Die Idee hinter der Elternzeit: Ein neugeborenes Kälbchen braucht noch nicht viel – ein paar Liter Milch pro Tag. Aber auf dem Biohof bekommt es die von der Mutter. Weil die Kuh aber viel mehr produziert, als ihr Nachwuchs braucht, wird sie auch noch gemolken. Und diese Milch wird unter dem Label «Frühlingsmilch» vermarktet und steht in Norddeutschland in den Regalen einiger Supermärkte. Die Kunden greifen gerne nach diesen Packungen, obwohl der Liter rund 30 Cents teurer ist.

In der Schweiz ist der Verkauf solcher Milch offiziell nicht gestattet. Es gilt immer noch ein Gesetz in der Verordnung über
Lebensmittel, welches vorschreibt, dass das «ganze Gemelk» in der Molkerei abzuliefern ist – ohne dass ein Kalb einen Teil davon getrunken hat. Das Gesetz hatte vor hundert Jahren durchaus seine Berechtigung. Es kam einst zustande, weil vereinzelt Bauern vor dem Gang zur Hütte in Versuchung gerieten, den Rahm abzuschöpfen oder Wasser zuzugeben. Bei den heutigen Kontrollen samt Keimzahlenprüfungen käme das keinem Produzenten mehr in den Sinn.

Nachfrage auch in der Schweiz
Die Nationalrätin und ETH-Agronomin Martina Munz aus Schaffhausen hat darum schon im September 2018 in Bern eine Motion eingereicht, die verlangt, dass der Verordnungstext so abzuändern sei, dass Höfe mit muttergebundener Aufzucht ihr Produkt legal vermarkten können. «Die Verordnung ist in der Vernehmlassung und wird vermutlich im Mai oder Juni in Kraft gesetzt», sagt Munz zum momentanen Stand.

Die Nachfrage für Elternzeit-Milch wäre auch in der Schweiz vorhanden: Das Forschungsinstitut für biologischen Landbau im aargauischen Frick Fibl erhält bereits jetzt Anfragen von Konsumenten, die wissen möchten, wo sie solche Milch kaufen könnten. Gegen die Motion Munz ist in Bern eigentlich niemand, weder Bundesrat Alain Berset, in dessen Departement das für den Vorstoss zuständige Bundesamt für Lebensmittelsicherheit und Veterinärwesen angesiedelt ist, noch Bauernpräsident Markus Ritter, der seinen Biobauernkollegen die zusätzliche Absatzmöglichkeit gönnt. 

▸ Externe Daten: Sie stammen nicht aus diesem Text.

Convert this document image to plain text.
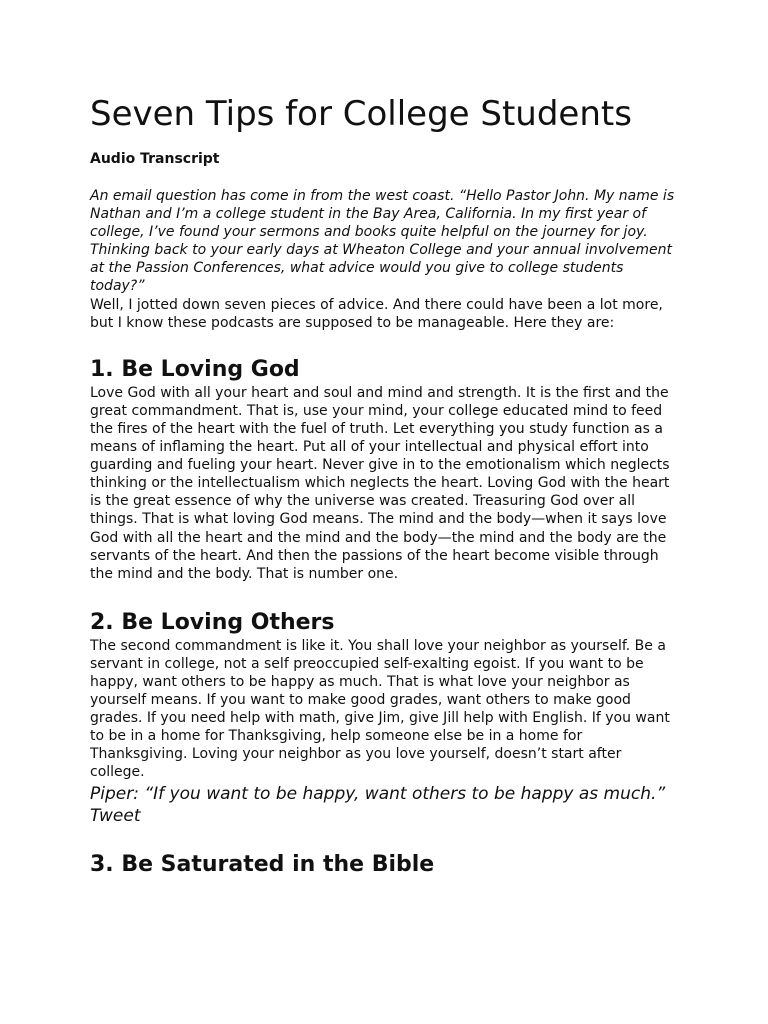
Seven Tips for College Students
Audio Transcript

An email question has come in from the west coast. “Hello Pastor John. My name is Nathan and I’m a college student in the Bay Area, California. In my first year of college, I’ve found your sermons and books quite helpful on the journey for joy. Thinking back to your early days at Wheaton College and your annual involvement at the Passion Conferences, what advice would you give to college students today?”

Well, I jotted down seven pieces of advice. And there could have been a lot more, but I know these podcasts are supposed to be manageable. Here they are:

1. Be Loving God

Love God with all your heart and soul and mind and strength. It is the first and the great commandment. That is, use your mind, your college educated mind to feed the fires of the heart with the fuel of truth. Let everything you study function as a means of inflaming the heart. Put all of your intellectual and physical effort into guarding and fueling your heart. Never give in to the emotionalism which neglects thinking or the intellectualism which neglects the heart. Loving God with the heart is the great essence of why the universe was created. Treasuring God over all things. That is what loving God means. The mind and the body—when it says love God with all the heart and the mind and the body—the mind and the body are the servants of the heart. And then the passions of the heart become visible through the mind and the body. That is number one.

2. Be Loving Others

The second commandment is like it. You shall love your neighbor as yourself. Be a servant in college, not a self preoccupied self-exalting egoist. If you want to be happy, want others to be happy as much. That is what love your neighbor as yourself means. If you want to make good grades, want others to make good grades. If you need help with math, give Jim, give Jill help with English. If you want to be in a home for Thanksgiving, help someone else be in a home for Thanksgiving. Loving your neighbor as you love yourself, doesn’t start after college.

Piper: “If you want to be happy, want others to be happy as much.” Tweet

3. Be Saturated in the Bible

Tatsächlich sind auch die wenigen Schweizer Landwirte überzeugt von der muttergebundenen Kälberaufzucht. Es gebe weniger Arbeit als das Aufziehen mit Nuckeln und die Tiere seien gesünder und vitaler, da sie mit natürlichen Abwehrstoffen versorgt würden, sagte Bäuerin Martina Knoepfel der «Bauernzeitung». Für Meinrad Betschart vom Biohof Husmatt in Rickenbach ob Schwyz ist es die beste, natürlichste und gesündeste Art, um Kälber auf einem Milchwirtschaftsbetrieb aufzuziehen, wie er dem Magazin «Bio Aktuell» verriet.

In der Schweiz ist auch weitere Unterstützung am Start: In Bern gibt es jetzt den Verein «Cowpassion», der von Produzenten und Konsumenten initiiert wurde, um die Mutter-Kalb-Haltung zu fördern. Im Dezember sind die ersten MuKa-Käse geliefert worden. Und Demeter startete das Projekt «Rinder im Glück», das ebenfalls vorsieht, dass die Kälber bis zum Absetzen am Euter trinken dürfen.